How can I wrap these gifts and give them? Who will want them? My gift is so designed and wrapped that it is seen in how I respond to my adversaries. It is seen in how I face injustice, how I face dishonesty, it is in how I face poverty and greed and ridicule. It is in how I dress and drive. It is in how I talk to the beggars and how I reach out to the foreigners and the marginalized members of our community.
I recently read about the underground railway that brought many slaves from the southern states into Canada. I was amazed to find out the great involvement of the Quakers. They were perfect for the job of helping slaves to freedom, easily identified in their peculiar dress, already on the fringe of society because of their beliefs and practices, they had right on their side and a network that was fluid and flexible. Their gift was their availability and visibility.

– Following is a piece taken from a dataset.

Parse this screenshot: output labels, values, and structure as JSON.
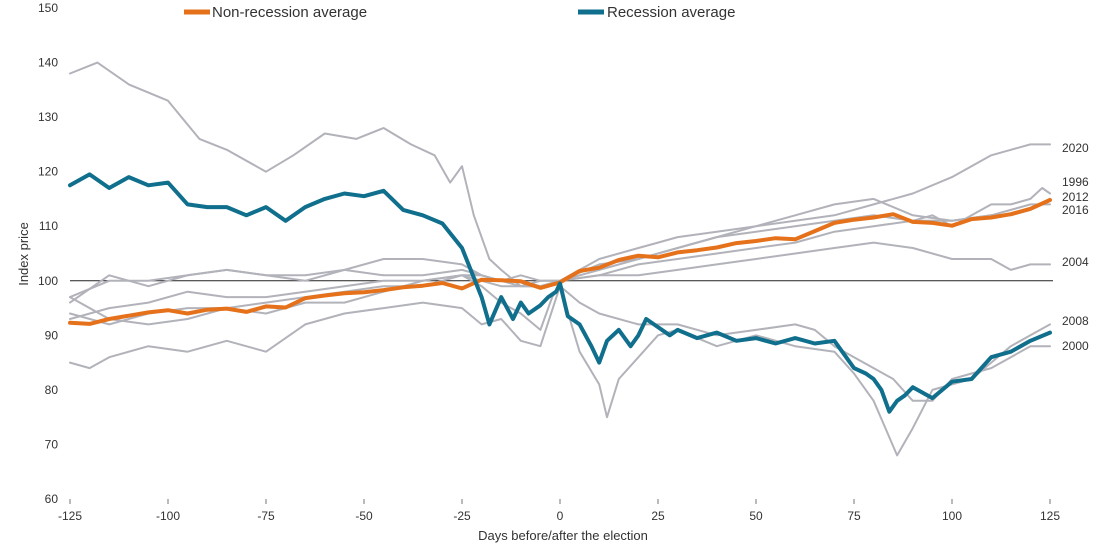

Personally, I struggle with my purposes and callings. I know, without hesitation from the sound teaching I received, that there are priorities that I must serve. God, Family, Commitments. But can I find fulfillment in serving these priorities. I often feel that if I become a servant to these entities I will waste away and be Martha-lized in life. But this is where I am learning to mine treasures of Joy, Peace, Patience, Love and Faith. Maybe as I store away these treasures I have gotten while waiting for those who I have come to as a gift to appreciate, they will see the value in these treasures and thereby see the value in me, a missionary gift.